Chan Division News
Food Selectivity in Children with Autism Spectrum Disorders
April 29, 2010
Dr. Sharon Cermak and a team of experts explore food selectivity in children with autism spectrum disorders in recently published articles from the Journal of the American Dietetic Association and The Journal of Pediatrics.
“Food Selectivity and Sensory Sensitivity in Children with Autism Spectrum Disorders”
Sharon A. Cermak, EdD; Carol Curtin, MSW; Linda G. Bandini, PhD, RD
Journal of the American Dietetic Association (2010),110, pp.238-246
Abstract: Autism spectrum disorders comprise a complex set of related developmental disorders that are characterized by impairments in communication, social interaction, and repetitive behaviors. Impairments in sensory processing are also extremely common. The prevalence of autism spectrum disorders is increasing and is currently estimated to affect 1 in 150 children. Autism spectrum disorders are considered to be a major health and educational problem, affecting many areas of daily living, including eating. Children with autism spectrum disorders are often described as picky or selective eaters. This article provides a comprehensive narrative review of the empirical literature over the last 25 years on food selectivity and nutritional adequacy in children with autism spectrum disorders. The possible contributions of sensory factors, such as sensory sensitivity, to food selectivity are discussed. The need for an interdisciplinary approach to managing atypical eating patterns in children with autism spectrum disorders is highlighted.
“Food Selectivity in Children with Autism Spectrum Disorders and Typically Developing Children”
Linda G. Bandini, PhD, RD; Sarah E. Anderson, PhD; Carol Curtin, MSW; Sharon Cermak, EdD, OTR/L; E. Whitney Evans, MS, RD; Renee Scampini, MS, RD; Melissa Maslin, MEd; Aviva Must, PhD
The Journal of Pediatrics (2010), In Press.
Objectives: To define food selectivity and compare indices of food selectivity among children with autism spectrum disorders (ASDs) and typically developing children, and to assess the impact of food selectivity on nutrient adequacy.
Study design: Food selectivity was operationalized to include food refusal, limited food repertoire, and high-frequency single food intake using a modified food frequency questionnaire and a 3-day food record.
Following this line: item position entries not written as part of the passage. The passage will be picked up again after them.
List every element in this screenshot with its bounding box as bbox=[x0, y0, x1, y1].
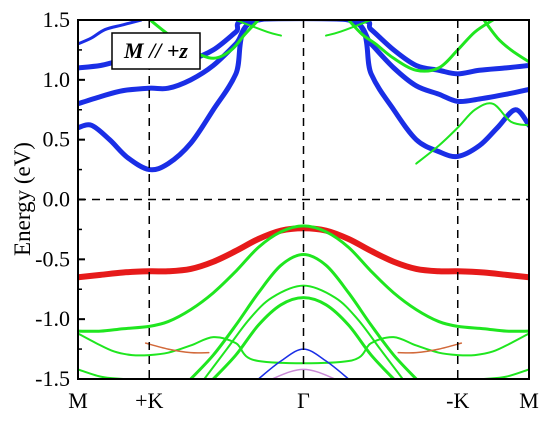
y-tick-labels: -1.5 -1.0 -0.5 0.0 0.5 1.0 1.5 bbox=[35, 7, 70, 391]
band-blue-2 bbox=[78, 20, 529, 107]
band-green-12 bbox=[482, 20, 529, 64]
band-orange-18 bbox=[144, 342, 210, 354]
band-green-8 bbox=[211, 296, 396, 379]
annotation-label: M // +z bbox=[123, 38, 188, 63]
band-blue-1 bbox=[78, 20, 529, 173]
band-blue-4 bbox=[78, 20, 143, 46]
band-green-5 bbox=[78, 224, 529, 333]
axis-ticks bbox=[78, 19, 85, 380]
annotation-box: M // +z bbox=[111, 32, 201, 70]
band-green-13 bbox=[234, 20, 282, 37]
band-purple-21 bbox=[271, 368, 336, 379]
guide-lines bbox=[78, 20, 529, 379]
y-tick-label-0: -1.5 bbox=[35, 366, 70, 391]
x-tick-label-1: +K bbox=[135, 388, 163, 413]
y-axis-label: Energy (eV) bbox=[10, 142, 35, 256]
y-tick-label-2: -0.5 bbox=[35, 246, 70, 271]
x-tick-labels: M +K Γ -K M bbox=[68, 388, 539, 413]
y-tick-label-3: 0.0 bbox=[43, 187, 71, 212]
band-green-16 bbox=[78, 368, 147, 379]
y-tick-label-6: 1.5 bbox=[43, 7, 71, 32]
x-tick-label-3: -K bbox=[446, 388, 469, 413]
band-green-6 bbox=[189, 253, 418, 379]
band-green-11 bbox=[347, 20, 495, 73]
y-tick-label-5: 1.0 bbox=[43, 67, 71, 92]
band-green-15 bbox=[415, 102, 529, 165]
band-green-17 bbox=[460, 368, 529, 379]
y-tick-label-1: -1.0 bbox=[35, 306, 70, 331]
band-red-0 bbox=[78, 225, 529, 281]
band-green-14 bbox=[325, 20, 373, 37]
x-tick-label-4: M bbox=[519, 388, 539, 413]
x-tick-label-0: M bbox=[68, 388, 88, 413]
y-tick-label-4: 0.5 bbox=[43, 127, 71, 152]
band-orange-19 bbox=[397, 342, 463, 354]
band-green-7 bbox=[203, 284, 404, 379]
x-tick-label-2: Γ bbox=[297, 388, 310, 413]
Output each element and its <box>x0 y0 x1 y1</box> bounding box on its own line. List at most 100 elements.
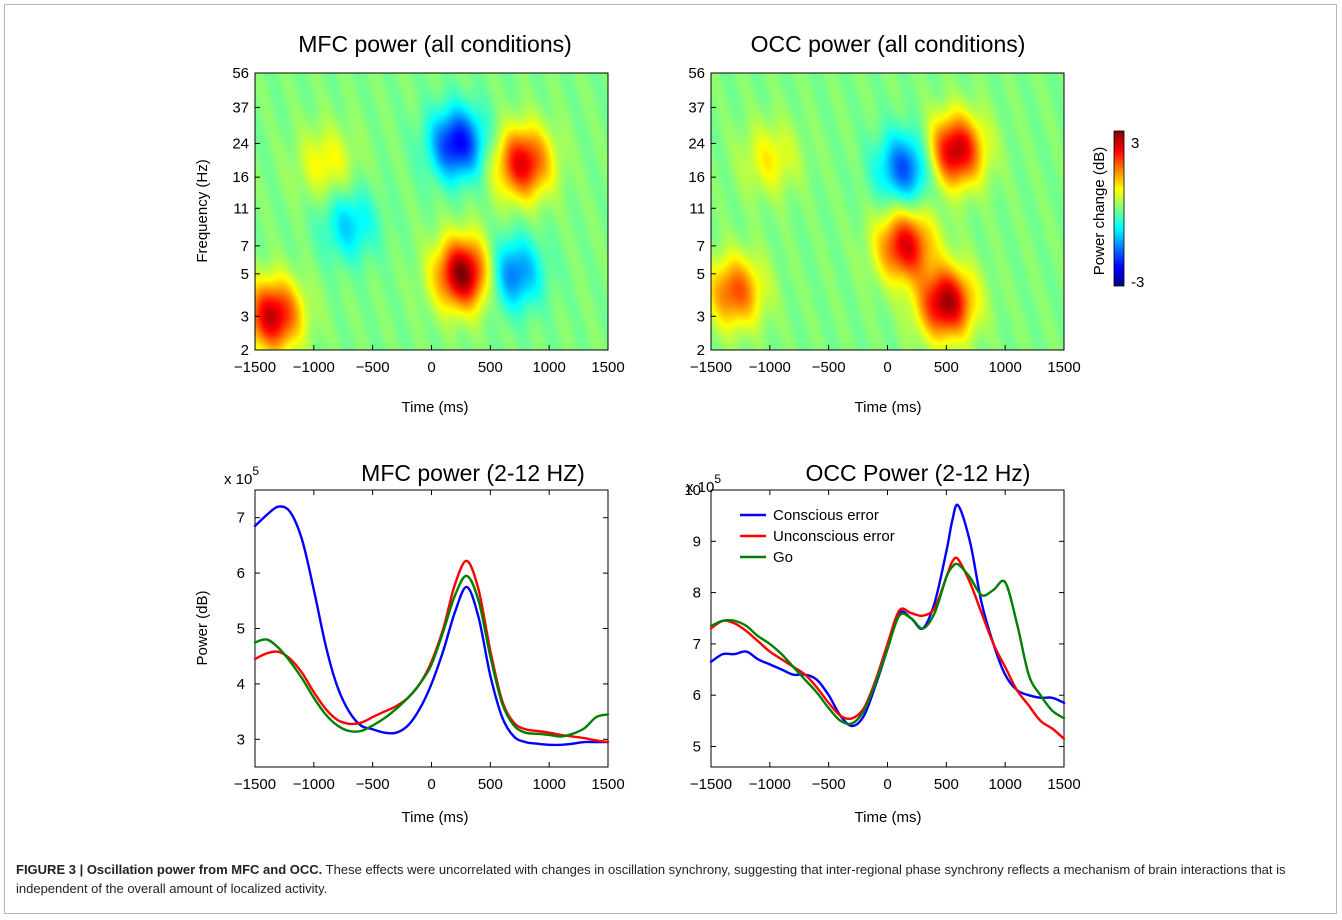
figure-frame <box>4 4 1337 914</box>
y-tick-label: 6 <box>693 687 701 704</box>
y-tick-label: 3 <box>241 308 249 325</box>
x-tick-label: −1500 <box>234 359 276 376</box>
occ-heatmap-image <box>711 73 1064 350</box>
occ-line-panel: OCC Power (2-12 Hz) x 105 −1500 −1000 −500… <box>684 460 1080 826</box>
colorbar <box>1113 130 1125 287</box>
legend-label-conscious: Conscious error <box>773 507 879 524</box>
y-tick-label: 4 <box>237 676 245 693</box>
colorbar-tick-max: 3 <box>1131 135 1139 152</box>
y-tick-label: 24 <box>232 135 249 152</box>
x-tick-label: −500 <box>356 776 390 793</box>
x-tick-label: 1000 <box>988 776 1021 793</box>
x-tick-label: 1500 <box>1047 359 1080 376</box>
x-tick-label: 0 <box>883 776 891 793</box>
mfc-heatmap-title: MFC power (all conditions) <box>298 31 572 57</box>
y-tick-label: 11 <box>689 200 705 217</box>
series-conscious-error-line <box>253 505 610 747</box>
x-tick-label: −1500 <box>690 359 732 376</box>
x-tick-label: 500 <box>478 776 503 793</box>
x-tick-label: −500 <box>356 359 390 376</box>
occ-line-series-group <box>709 503 1066 740</box>
occ-line-title: OCC Power (2-12 Hz) <box>806 460 1031 486</box>
x-tick-label: 500 <box>934 776 959 793</box>
x-tick-label: 0 <box>883 359 891 376</box>
mfc-line-xlabel: Time (ms) <box>402 809 469 826</box>
y-tick-label: 9 <box>693 533 701 550</box>
legend-label-go: Go <box>773 549 793 566</box>
y-tick-label: 6 <box>237 565 245 582</box>
x-tick-label: 500 <box>478 359 503 376</box>
x-tick-label: −1500 <box>690 776 732 793</box>
mfc-line-series-group <box>253 505 610 747</box>
occ-heatmap-title: OCC power (all conditions) <box>751 31 1026 57</box>
y-tick-label: 5 <box>697 266 705 283</box>
y-tick-label: 3 <box>237 731 245 748</box>
mfc-line-axes: −1500 −1000 −500 0 500 1000 1500 3 4 5 6 7 <box>234 490 625 793</box>
occ-heatmap-panel: OCC power (all conditions) −1500 −1000 −50… <box>688 31 1144 416</box>
x-tick-label: −1000 <box>293 359 335 376</box>
mfc-heatmap-panel: MFC power (all conditions) −1500 −1000 −50… <box>194 31 625 416</box>
y-tick-label: 5 <box>237 621 245 638</box>
y-tick-label: 7 <box>693 636 701 653</box>
x-tick-label: 1000 <box>532 776 565 793</box>
y-tick-label: 7 <box>697 238 705 255</box>
y-tick-label: 56 <box>232 65 249 82</box>
x-tick-label: 1500 <box>591 776 624 793</box>
x-tick-label: 500 <box>934 359 959 376</box>
y-tick-label: 37 <box>232 99 249 116</box>
y-tick-label: 24 <box>688 135 705 152</box>
legend-label-unconscious: Unconscious error <box>773 528 895 545</box>
occ-line-multiplier: x 105 <box>686 472 721 496</box>
x-tick-label: −500 <box>812 776 846 793</box>
x-tick-label: −500 <box>812 359 846 376</box>
x-tick-label: 0 <box>427 359 435 376</box>
y-tick-label: 2 <box>697 342 705 359</box>
series-go-line <box>253 574 610 738</box>
x-tick-label: −1500 <box>234 776 276 793</box>
caption-text: These effects were uncorrelated with cha… <box>16 862 1286 896</box>
x-tick-label: 1500 <box>1047 776 1080 793</box>
y-tick-label: 10 <box>684 482 701 499</box>
mfc-heatmap-axes: −1500 −1000 −500 0 500 1000 1500 2 3 5 7 11 16 24 37 56 <box>232 65 624 376</box>
mfc-heatmap-xlabel: Time (ms) <box>402 399 469 416</box>
x-tick-label: 0 <box>427 776 435 793</box>
x-tick-label: −1000 <box>749 776 791 793</box>
y-tick-label: 16 <box>688 169 705 186</box>
mfc-line-frame <box>254 489 609 768</box>
series-go-line <box>709 562 1066 726</box>
x-tick-label: 1000 <box>988 359 1021 376</box>
mfc-line-panel: MFC power (2-12 HZ) x 105 −1500 −1000 −500… <box>194 460 625 826</box>
colorbar-label: Power change (dB) <box>1091 147 1108 275</box>
y-tick-label: 5 <box>241 266 249 283</box>
x-tick-label: 1500 <box>591 359 624 376</box>
colorbar-tick-min: -3 <box>1131 274 1144 291</box>
y-tick-label: 16 <box>232 169 249 186</box>
y-tick-label: 11 <box>233 200 249 217</box>
y-tick-label: 37 <box>688 99 705 116</box>
occ-heatmap-axes: −1500 −1000 −500 0 500 1000 1500 2 3 5 7 11 16 24 37 56 <box>688 65 1080 376</box>
legend: Conscious error Unconscious error Go <box>740 507 895 566</box>
y-tick-label: 2 <box>241 342 249 359</box>
y-tick-label: 7 <box>241 238 249 255</box>
x-tick-label: −1000 <box>749 359 791 376</box>
occ-line-xlabel: Time (ms) <box>855 809 922 826</box>
y-tick-label: 3 <box>697 308 705 325</box>
occ-line-axes: −1500 −1000 −500 0 500 1000 1500 5 6 7 8 9 10 <box>684 482 1080 793</box>
x-tick-label: 1000 <box>532 359 565 376</box>
y-tick-label: 5 <box>693 738 701 755</box>
figure-caption: FIGURE 3 | Oscillation power from MFC an… <box>16 860 1321 898</box>
series-unconscious-error-line <box>709 556 1066 740</box>
y-tick-label: 8 <box>693 585 701 602</box>
caption-label: FIGURE 3 | Oscillation power from MFC an… <box>16 862 323 877</box>
x-tick-label: −1000 <box>293 776 335 793</box>
mfc-heatmap-ylabel: Frequency (Hz) <box>194 159 211 262</box>
y-tick-label: 7 <box>237 510 245 527</box>
mfc-line-ylabel: Power (dB) <box>194 590 211 665</box>
mfc-line-multiplier: x 105 <box>224 464 259 488</box>
mfc-line-title: MFC power (2-12 HZ) <box>361 460 585 486</box>
series-unconscious-error-line <box>253 559 610 744</box>
y-tick-label: 56 <box>688 65 705 82</box>
mfc-heatmap-image <box>255 73 608 350</box>
occ-heatmap-xlabel: Time (ms) <box>855 399 922 416</box>
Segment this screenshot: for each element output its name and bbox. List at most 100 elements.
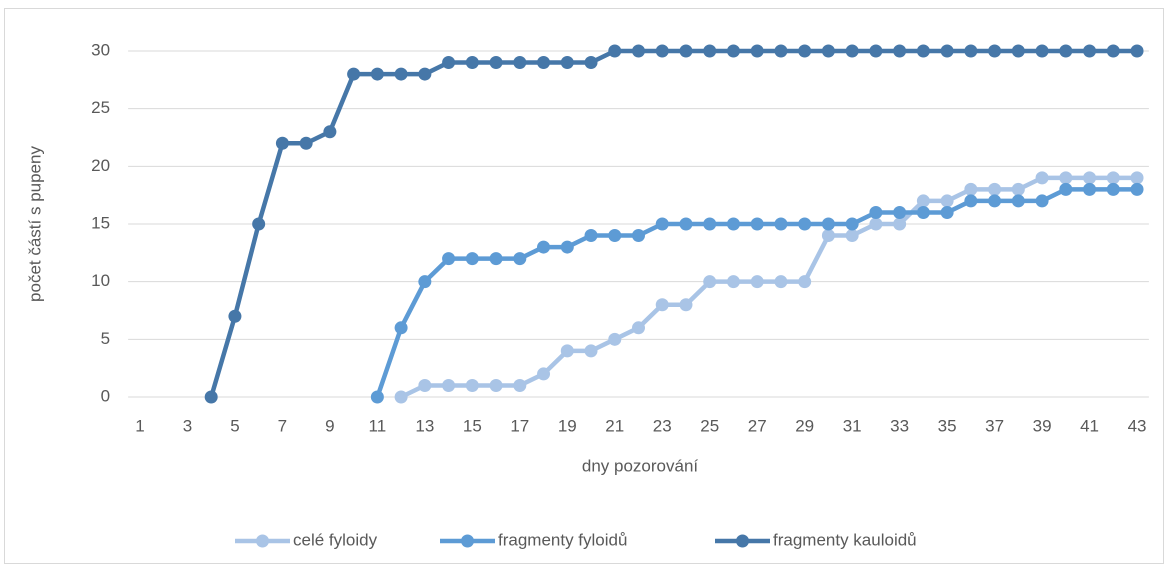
data-point xyxy=(1059,44,1073,58)
data-point xyxy=(1059,171,1073,185)
data-point xyxy=(940,205,954,219)
data-point xyxy=(916,44,930,58)
data-point xyxy=(513,252,527,266)
data-point xyxy=(703,217,717,231)
data-point xyxy=(821,229,835,243)
data-point xyxy=(347,67,361,81)
data-point xyxy=(988,194,1002,208)
x-tick-label: 37 xyxy=(985,416,1004,435)
data-point xyxy=(703,44,717,58)
x-tick-label: 33 xyxy=(890,416,909,435)
x-tick-label: 21 xyxy=(605,416,624,435)
chart-border xyxy=(4,8,1164,564)
data-point xyxy=(964,182,978,196)
x-tick-label: 27 xyxy=(748,416,767,435)
x-tick-label: 13 xyxy=(415,416,434,435)
data-point xyxy=(442,56,456,70)
data-point xyxy=(988,182,1002,196)
data-point xyxy=(964,194,978,208)
data-point xyxy=(394,67,408,81)
data-point xyxy=(489,252,503,266)
data-point xyxy=(1083,171,1097,185)
data-point xyxy=(608,332,622,346)
data-point xyxy=(750,275,764,289)
data-point xyxy=(323,125,337,139)
x-tick-label: 43 xyxy=(1128,416,1147,435)
data-point xyxy=(442,378,456,392)
data-point xyxy=(774,275,788,289)
data-point xyxy=(1011,44,1025,58)
data-point xyxy=(465,56,479,70)
data-point xyxy=(1083,182,1097,196)
data-point xyxy=(418,275,432,289)
data-point xyxy=(584,229,598,243)
x-tick-label: 15 xyxy=(463,416,482,435)
data-point xyxy=(418,67,432,81)
data-point xyxy=(988,44,1002,58)
data-point xyxy=(726,275,740,289)
data-point xyxy=(1130,44,1144,58)
data-point xyxy=(394,321,408,335)
x-axis-title: dny pozorování xyxy=(582,456,699,475)
x-tick-label: 41 xyxy=(1080,416,1099,435)
data-point xyxy=(916,205,930,219)
data-point xyxy=(1106,182,1120,196)
x-tick-label: 3 xyxy=(183,416,192,435)
data-point xyxy=(679,44,693,58)
data-point xyxy=(252,217,266,231)
x-tick-label: 23 xyxy=(653,416,672,435)
data-point xyxy=(869,205,883,219)
data-point xyxy=(560,344,574,358)
data-point xyxy=(726,217,740,231)
data-point xyxy=(632,44,645,58)
data-point xyxy=(940,194,954,208)
x-tick-label: 31 xyxy=(843,416,862,435)
data-point xyxy=(418,378,432,392)
data-point xyxy=(940,44,954,58)
data-point xyxy=(370,390,384,404)
data-point xyxy=(204,390,218,404)
data-point xyxy=(560,56,574,70)
data-point xyxy=(655,44,669,58)
data-point xyxy=(537,367,551,381)
data-point xyxy=(513,378,527,392)
data-point xyxy=(703,275,717,289)
data-point xyxy=(608,44,622,58)
y-tick-label: 25 xyxy=(91,98,110,117)
data-point xyxy=(821,217,835,231)
x-tick-label: 17 xyxy=(510,416,529,435)
series-line xyxy=(209,48,1138,398)
y-tick-label: 20 xyxy=(91,156,110,175)
data-point xyxy=(560,240,574,254)
data-point xyxy=(798,44,812,58)
data-point xyxy=(1130,182,1144,196)
x-tick-label: 9 xyxy=(325,416,334,435)
data-point xyxy=(1083,44,1097,58)
data-point xyxy=(489,378,503,392)
legend-marker xyxy=(736,534,749,548)
data-point xyxy=(679,298,693,312)
data-point xyxy=(1011,194,1025,208)
data-point xyxy=(465,252,479,266)
legend-label: celé fyloidy xyxy=(293,530,378,549)
x-tick-label: 39 xyxy=(1033,416,1052,435)
x-tick-label: 7 xyxy=(278,416,287,435)
x-tick-label: 11 xyxy=(369,416,387,435)
data-point xyxy=(679,217,693,231)
data-point xyxy=(584,56,598,70)
data-point xyxy=(513,56,527,70)
data-point xyxy=(798,275,812,289)
x-tick-label: 1 xyxy=(135,416,144,435)
legend-marker xyxy=(461,534,474,548)
y-tick-label: 0 xyxy=(101,386,110,405)
legend-label: fragmenty fyloidů xyxy=(498,530,627,549)
data-point xyxy=(632,229,645,243)
data-point xyxy=(1035,194,1049,208)
data-point xyxy=(893,217,907,231)
data-point xyxy=(442,252,456,266)
y-tick-label: 30 xyxy=(91,40,110,59)
data-point xyxy=(750,44,764,58)
data-point xyxy=(774,44,788,58)
data-point xyxy=(1035,171,1049,185)
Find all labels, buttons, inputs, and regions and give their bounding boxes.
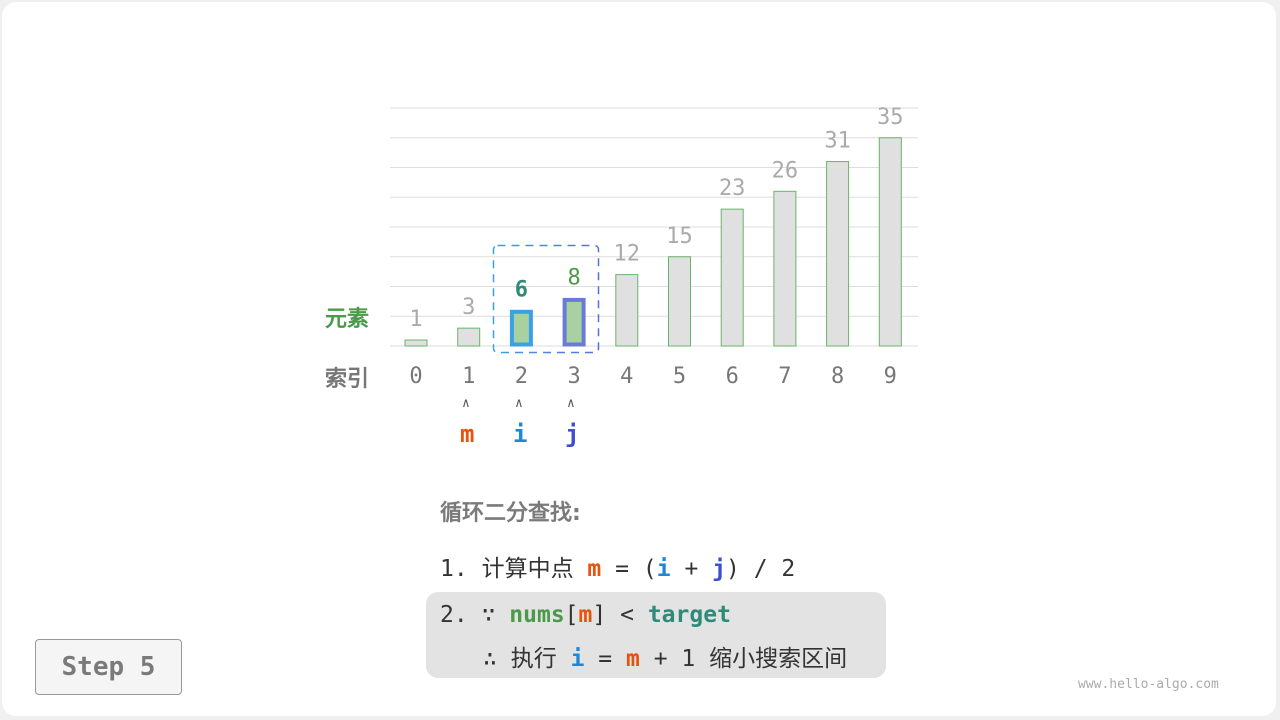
step1-rp: ) bbox=[726, 556, 740, 582]
step2-highlight bbox=[426, 592, 886, 678]
index-label: 5 bbox=[673, 364, 686, 389]
value-label: 26 bbox=[772, 158, 799, 183]
bar-6 bbox=[720, 208, 744, 347]
step2-i: i bbox=[570, 646, 585, 672]
bar-5 bbox=[668, 256, 691, 347]
target-var: target bbox=[647, 602, 731, 628]
pointer-j: j bbox=[565, 420, 580, 448]
index-label: 1 bbox=[462, 364, 475, 389]
value-label: 6 bbox=[515, 277, 528, 302]
step-label: Step 5 bbox=[61, 652, 156, 682]
arrow-m: ∧ bbox=[462, 396, 470, 411]
index-label: 7 bbox=[778, 364, 791, 389]
step2-plus1: + 1 bbox=[653, 646, 696, 672]
index-label: 4 bbox=[620, 364, 633, 389]
bar-0 bbox=[404, 339, 428, 347]
step1-div: / 2 bbox=[753, 556, 796, 582]
row-label-index: 索引 bbox=[325, 367, 370, 392]
search-interval-box bbox=[492, 244, 600, 354]
bar-8 bbox=[826, 161, 850, 347]
arrow-j: ∧ bbox=[567, 396, 575, 411]
step1-i: i bbox=[656, 556, 671, 582]
step2-m: m bbox=[578, 602, 593, 628]
watermark: www.hello-algo.com bbox=[1078, 677, 1219, 692]
index-label: 3 bbox=[567, 364, 580, 389]
bar-2 bbox=[509, 309, 533, 347]
pointer-i: i bbox=[513, 420, 528, 448]
bar-7 bbox=[773, 190, 797, 347]
value-label: 3 bbox=[462, 295, 475, 320]
value-label: 12 bbox=[614, 242, 641, 267]
value-label: 35 bbox=[877, 105, 904, 130]
pointer-m: m bbox=[460, 420, 475, 448]
index-label: 2 bbox=[515, 364, 528, 389]
step2-line1: 2. ∵ nums[m] < target bbox=[440, 602, 731, 628]
step-button[interactable]: Step 5 bbox=[35, 639, 182, 695]
index-label: 0 bbox=[409, 364, 422, 389]
step1-line: 1. 计算中点 m = (i + j) / 2 bbox=[440, 549, 795, 583]
row-label-elements: 元素 bbox=[325, 307, 370, 332]
value-label: 31 bbox=[824, 129, 851, 154]
index-label: 8 bbox=[831, 364, 844, 389]
nums-var: nums bbox=[509, 602, 565, 628]
step2-lt: < bbox=[620, 602, 634, 628]
bar-4 bbox=[615, 274, 639, 347]
step1-text: 计算中点 bbox=[481, 556, 574, 582]
arrow-i: ∧ bbox=[515, 396, 523, 411]
bar-9 bbox=[878, 137, 902, 347]
step2-eq: = bbox=[598, 646, 613, 672]
step2-m2: m bbox=[626, 646, 640, 672]
value-label: 23 bbox=[719, 176, 746, 201]
step2-lb: [ bbox=[564, 602, 579, 628]
step1-plus: + bbox=[684, 556, 699, 582]
step2-rb: ] bbox=[592, 602, 607, 628]
index-label: 6 bbox=[726, 364, 739, 389]
value-label: 8 bbox=[567, 265, 580, 290]
step2-num: 2. bbox=[440, 602, 468, 628]
exec-text: 执行 bbox=[510, 646, 557, 672]
panel-title: 循环二分查找: bbox=[440, 501, 581, 526]
step1-m: m bbox=[587, 556, 602, 582]
bar-1 bbox=[457, 327, 481, 347]
step1-eq: = bbox=[615, 556, 629, 582]
shrink-text: 缩小搜索区间 bbox=[709, 646, 848, 672]
index-label: 9 bbox=[884, 364, 897, 389]
because-symbol: ∵ bbox=[481, 602, 496, 628]
step1-j: j bbox=[712, 556, 727, 582]
value-label: 15 bbox=[666, 224, 693, 249]
therefore-symbol: ∴ bbox=[483, 646, 497, 672]
step1-num: 1. bbox=[440, 556, 468, 582]
step2-line2: ∴ 执行 i = m + 1 缩小搜索区间 bbox=[483, 639, 847, 673]
step1-lp: ( bbox=[642, 556, 657, 582]
value-label: 1 bbox=[409, 307, 422, 332]
bar-3 bbox=[562, 297, 586, 347]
Food selectivity was compared between 53 children with ASDs and 58 typically developing children age 3-11 years. Nutrient adequacy was assessed relative to the dietary reference intakes.
Results: The children with ASDs exhibited more food refusal than typically developing children (41.7% of foods offered vs. 18.9% of foods offered; P <.0001). They also had a more limited food repertoire (19.0 foods vs. 22.5 foods; P <.001). Only 4 children with ASDs and 1 typically developing child demonstrated high-frequency single food intake. Children with a more limited food repertoire had inadequate intake of a greater number of nutrients.
Conclusions: Our findings suggest that food selectivity is more common in children with ASDs than in typically developing children, and that a limited food repertoire may be associated with nutrient inadequacies.